He was quietly leafing through the pages of the Fire-side version of the Bible which was given to them by their second daughter on their Golden Wedding anniver-sary. How fast time had flown! The kids are grown, had their own families, leaving them an empty nest since about sixteen years ago. The move to Canada had drasti-cally changed their lives - actually their way of living - and their outlooks. The country had been good to them, yet in their hearts there are still those nostalgic moments when they long for home - the Philippines. Most of the friends they had in those wonderful days, now forever gone.
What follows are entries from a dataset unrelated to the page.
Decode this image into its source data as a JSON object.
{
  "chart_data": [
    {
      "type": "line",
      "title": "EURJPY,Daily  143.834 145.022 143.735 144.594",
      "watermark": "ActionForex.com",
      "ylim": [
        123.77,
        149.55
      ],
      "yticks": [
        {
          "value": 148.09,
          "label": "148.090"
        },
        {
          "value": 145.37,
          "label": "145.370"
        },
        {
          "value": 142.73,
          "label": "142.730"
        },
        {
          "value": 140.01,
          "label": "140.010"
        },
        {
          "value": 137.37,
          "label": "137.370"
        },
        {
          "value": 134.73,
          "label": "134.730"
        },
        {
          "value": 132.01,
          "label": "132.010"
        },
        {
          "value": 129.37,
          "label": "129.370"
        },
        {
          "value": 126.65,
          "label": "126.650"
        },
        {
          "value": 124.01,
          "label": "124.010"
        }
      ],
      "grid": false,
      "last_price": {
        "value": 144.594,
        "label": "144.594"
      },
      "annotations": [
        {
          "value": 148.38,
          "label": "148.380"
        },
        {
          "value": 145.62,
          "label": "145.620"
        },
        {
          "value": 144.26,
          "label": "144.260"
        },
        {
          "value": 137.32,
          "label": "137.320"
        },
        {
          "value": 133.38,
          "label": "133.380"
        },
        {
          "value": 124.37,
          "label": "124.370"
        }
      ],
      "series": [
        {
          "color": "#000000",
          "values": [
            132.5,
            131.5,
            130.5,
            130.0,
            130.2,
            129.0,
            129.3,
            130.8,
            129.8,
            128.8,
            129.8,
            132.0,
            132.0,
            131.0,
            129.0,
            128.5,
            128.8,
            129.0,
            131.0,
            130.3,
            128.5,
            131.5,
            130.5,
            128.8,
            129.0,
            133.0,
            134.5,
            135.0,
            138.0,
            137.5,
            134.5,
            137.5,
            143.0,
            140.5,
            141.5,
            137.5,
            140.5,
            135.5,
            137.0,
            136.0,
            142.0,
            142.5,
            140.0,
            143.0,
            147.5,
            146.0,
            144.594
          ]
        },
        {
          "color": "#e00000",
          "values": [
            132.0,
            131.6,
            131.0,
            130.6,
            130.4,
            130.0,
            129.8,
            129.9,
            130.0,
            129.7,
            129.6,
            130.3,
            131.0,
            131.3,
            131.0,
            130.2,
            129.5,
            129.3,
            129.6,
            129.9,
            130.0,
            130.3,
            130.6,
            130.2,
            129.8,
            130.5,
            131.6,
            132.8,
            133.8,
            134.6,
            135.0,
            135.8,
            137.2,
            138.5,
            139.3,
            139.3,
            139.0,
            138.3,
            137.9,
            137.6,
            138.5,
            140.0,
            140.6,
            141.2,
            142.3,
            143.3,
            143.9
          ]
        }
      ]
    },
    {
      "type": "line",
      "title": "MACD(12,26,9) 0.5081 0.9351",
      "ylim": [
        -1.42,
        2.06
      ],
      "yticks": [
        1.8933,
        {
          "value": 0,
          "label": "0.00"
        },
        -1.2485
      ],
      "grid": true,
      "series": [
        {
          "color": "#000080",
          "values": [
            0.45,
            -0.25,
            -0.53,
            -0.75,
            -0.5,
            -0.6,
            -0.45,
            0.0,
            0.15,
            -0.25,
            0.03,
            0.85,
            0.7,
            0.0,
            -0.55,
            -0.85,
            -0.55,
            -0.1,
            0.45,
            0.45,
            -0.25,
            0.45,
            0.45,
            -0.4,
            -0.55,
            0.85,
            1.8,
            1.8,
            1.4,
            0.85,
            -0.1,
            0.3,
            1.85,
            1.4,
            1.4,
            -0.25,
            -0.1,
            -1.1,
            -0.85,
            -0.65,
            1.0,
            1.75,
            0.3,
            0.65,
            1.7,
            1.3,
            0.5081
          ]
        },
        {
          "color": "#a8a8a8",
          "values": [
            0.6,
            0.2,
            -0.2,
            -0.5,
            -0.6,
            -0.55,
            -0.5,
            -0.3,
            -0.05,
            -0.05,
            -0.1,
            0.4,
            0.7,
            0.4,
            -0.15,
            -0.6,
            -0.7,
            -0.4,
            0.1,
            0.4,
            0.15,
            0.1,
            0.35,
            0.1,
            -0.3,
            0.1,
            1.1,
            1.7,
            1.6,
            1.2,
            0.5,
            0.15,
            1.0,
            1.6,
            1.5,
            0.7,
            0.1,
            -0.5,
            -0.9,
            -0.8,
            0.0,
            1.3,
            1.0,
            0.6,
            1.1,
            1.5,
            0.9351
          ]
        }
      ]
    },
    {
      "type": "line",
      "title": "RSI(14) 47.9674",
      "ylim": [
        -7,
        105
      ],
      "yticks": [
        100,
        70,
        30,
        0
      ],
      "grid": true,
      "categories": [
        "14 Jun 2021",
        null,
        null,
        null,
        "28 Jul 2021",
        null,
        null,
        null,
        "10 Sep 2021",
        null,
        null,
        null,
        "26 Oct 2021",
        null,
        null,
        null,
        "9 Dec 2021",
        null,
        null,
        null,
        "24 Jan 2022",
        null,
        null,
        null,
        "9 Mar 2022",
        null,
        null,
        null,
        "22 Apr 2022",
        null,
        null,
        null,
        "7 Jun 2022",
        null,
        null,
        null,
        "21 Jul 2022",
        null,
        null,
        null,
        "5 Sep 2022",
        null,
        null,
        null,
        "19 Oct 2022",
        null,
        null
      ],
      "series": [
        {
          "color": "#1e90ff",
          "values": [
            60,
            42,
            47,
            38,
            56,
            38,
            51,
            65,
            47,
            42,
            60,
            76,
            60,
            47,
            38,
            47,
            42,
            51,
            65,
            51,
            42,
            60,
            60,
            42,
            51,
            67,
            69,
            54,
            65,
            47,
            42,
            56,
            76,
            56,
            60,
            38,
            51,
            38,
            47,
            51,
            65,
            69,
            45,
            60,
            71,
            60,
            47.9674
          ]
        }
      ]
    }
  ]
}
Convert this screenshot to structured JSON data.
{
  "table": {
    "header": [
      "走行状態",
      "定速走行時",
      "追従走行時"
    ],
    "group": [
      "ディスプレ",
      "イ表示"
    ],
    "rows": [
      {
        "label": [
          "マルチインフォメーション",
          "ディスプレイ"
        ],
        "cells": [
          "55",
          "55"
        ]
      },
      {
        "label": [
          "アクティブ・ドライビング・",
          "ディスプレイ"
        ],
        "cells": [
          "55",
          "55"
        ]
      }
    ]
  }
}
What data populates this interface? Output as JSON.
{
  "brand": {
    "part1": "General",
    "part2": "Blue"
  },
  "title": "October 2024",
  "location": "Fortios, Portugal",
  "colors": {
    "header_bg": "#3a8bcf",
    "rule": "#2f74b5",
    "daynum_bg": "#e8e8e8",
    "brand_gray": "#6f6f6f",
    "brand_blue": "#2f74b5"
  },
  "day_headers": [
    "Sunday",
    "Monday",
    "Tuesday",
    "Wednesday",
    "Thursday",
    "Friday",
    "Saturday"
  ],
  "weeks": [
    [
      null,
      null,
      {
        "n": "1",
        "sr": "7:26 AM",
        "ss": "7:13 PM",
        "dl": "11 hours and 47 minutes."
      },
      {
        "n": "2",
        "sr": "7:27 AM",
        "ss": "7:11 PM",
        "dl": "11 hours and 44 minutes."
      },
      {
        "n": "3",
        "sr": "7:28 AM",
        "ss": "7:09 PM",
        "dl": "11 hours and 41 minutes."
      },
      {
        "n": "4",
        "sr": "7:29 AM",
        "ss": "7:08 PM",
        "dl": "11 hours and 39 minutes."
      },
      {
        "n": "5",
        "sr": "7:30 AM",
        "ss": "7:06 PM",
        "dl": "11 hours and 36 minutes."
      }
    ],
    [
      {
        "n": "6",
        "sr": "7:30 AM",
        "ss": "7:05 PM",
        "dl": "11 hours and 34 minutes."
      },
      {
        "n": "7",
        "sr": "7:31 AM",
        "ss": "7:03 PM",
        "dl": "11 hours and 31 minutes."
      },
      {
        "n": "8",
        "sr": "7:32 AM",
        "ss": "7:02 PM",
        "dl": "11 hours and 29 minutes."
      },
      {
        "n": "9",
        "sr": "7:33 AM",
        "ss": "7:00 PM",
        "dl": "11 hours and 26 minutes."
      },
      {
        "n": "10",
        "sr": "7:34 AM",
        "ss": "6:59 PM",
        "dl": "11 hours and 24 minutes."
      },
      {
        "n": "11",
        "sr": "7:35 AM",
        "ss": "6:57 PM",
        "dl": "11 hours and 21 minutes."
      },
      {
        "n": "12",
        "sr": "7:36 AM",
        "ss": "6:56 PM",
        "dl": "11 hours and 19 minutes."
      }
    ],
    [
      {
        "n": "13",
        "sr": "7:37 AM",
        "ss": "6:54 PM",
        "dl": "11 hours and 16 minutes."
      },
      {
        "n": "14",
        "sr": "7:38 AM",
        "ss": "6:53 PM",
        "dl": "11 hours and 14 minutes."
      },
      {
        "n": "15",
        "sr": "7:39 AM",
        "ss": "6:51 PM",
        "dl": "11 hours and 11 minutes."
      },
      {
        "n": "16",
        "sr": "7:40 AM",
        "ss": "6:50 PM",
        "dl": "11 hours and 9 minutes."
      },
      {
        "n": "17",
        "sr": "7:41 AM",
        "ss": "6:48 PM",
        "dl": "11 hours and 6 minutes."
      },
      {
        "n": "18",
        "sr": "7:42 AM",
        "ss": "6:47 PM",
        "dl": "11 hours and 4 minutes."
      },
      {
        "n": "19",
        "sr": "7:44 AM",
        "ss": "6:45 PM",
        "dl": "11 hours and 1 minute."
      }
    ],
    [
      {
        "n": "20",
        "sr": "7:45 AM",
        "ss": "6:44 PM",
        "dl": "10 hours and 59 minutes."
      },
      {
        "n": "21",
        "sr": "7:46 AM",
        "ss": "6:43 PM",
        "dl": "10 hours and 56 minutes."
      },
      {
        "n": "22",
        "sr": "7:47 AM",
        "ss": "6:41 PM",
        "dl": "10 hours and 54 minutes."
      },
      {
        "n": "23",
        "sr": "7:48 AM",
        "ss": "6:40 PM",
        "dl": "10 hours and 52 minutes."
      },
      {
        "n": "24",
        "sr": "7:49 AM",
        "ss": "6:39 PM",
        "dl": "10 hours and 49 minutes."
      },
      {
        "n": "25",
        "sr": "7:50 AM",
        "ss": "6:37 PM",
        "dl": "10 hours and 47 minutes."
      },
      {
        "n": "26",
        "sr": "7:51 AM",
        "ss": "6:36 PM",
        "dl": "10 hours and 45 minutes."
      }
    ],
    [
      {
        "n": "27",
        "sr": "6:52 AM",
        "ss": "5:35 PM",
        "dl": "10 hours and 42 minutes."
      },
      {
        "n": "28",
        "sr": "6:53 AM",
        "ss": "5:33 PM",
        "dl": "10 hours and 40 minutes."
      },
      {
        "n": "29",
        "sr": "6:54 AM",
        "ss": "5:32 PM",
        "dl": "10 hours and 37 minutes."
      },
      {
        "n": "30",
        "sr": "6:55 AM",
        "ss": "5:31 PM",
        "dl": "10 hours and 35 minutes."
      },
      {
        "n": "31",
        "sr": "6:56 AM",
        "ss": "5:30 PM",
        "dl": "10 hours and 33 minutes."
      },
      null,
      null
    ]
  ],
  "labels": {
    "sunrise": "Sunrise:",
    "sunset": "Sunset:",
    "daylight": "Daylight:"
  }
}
The grandchildren were another challenge. Oh, how they keep us, old ones, feeling young inside! Yet to a certain degree they can also be somewhat strangers in their ways. They were brought up in a very different culture, an almost alien milieu. How can I talk to them of my good old days? Would they ever understand my life in that country which is foreign to them? These thoughts keep creeping in uninvited in those quiet times. He wished someone would record his life history. But who? None of his kids studied journalism. I wish I were more interesting - a public figure, perhaps – then someone would have the curiosity to pen the events of my life!
He remembered how incredulous some clients were when he refused to accept bribes when he was still working. Some people were prone to dole out some recompense to the tax examiner, just to facilitate the signing of their business audit. Not to this foolish idealistic man! He has persisted all these years walking the straight line perchance he would have an easier time when meeting St. Peter at the gate of Heaven. Now wouldn’t that be a good anecdote for the young ones?
Some people are into genealogy, happily tracing their ancestry. Alas, such would not be so easy for Yanoy. Government records were lost in fires, especially during the war. It would be interesting to know ones origins. Perhaps there might have been some Japanese among his ancestors as Yanoy was several times mistaken as one. It became quite dangerous during the Second World War. Some guerrillas almost killed him because of it.
His life was interesting in a tame kind of way. The days were like checkers of black and white making them less boring; but nothing was too dramatic. It was a different life in the Philippines compared to the one in Canada, and his progeny deserves to know what legacy Yanoy is leaving behind.
Let it not be as Shakespeare had written (in Mark Anthony’s speech when he buried Caesar):
The evil that men do lives after them;
The good is oft interred with their bones!
Nor should it be too much idealization as demonstrated in most eulogies of this contemporary world. There is still inherent beauty in the truth of life.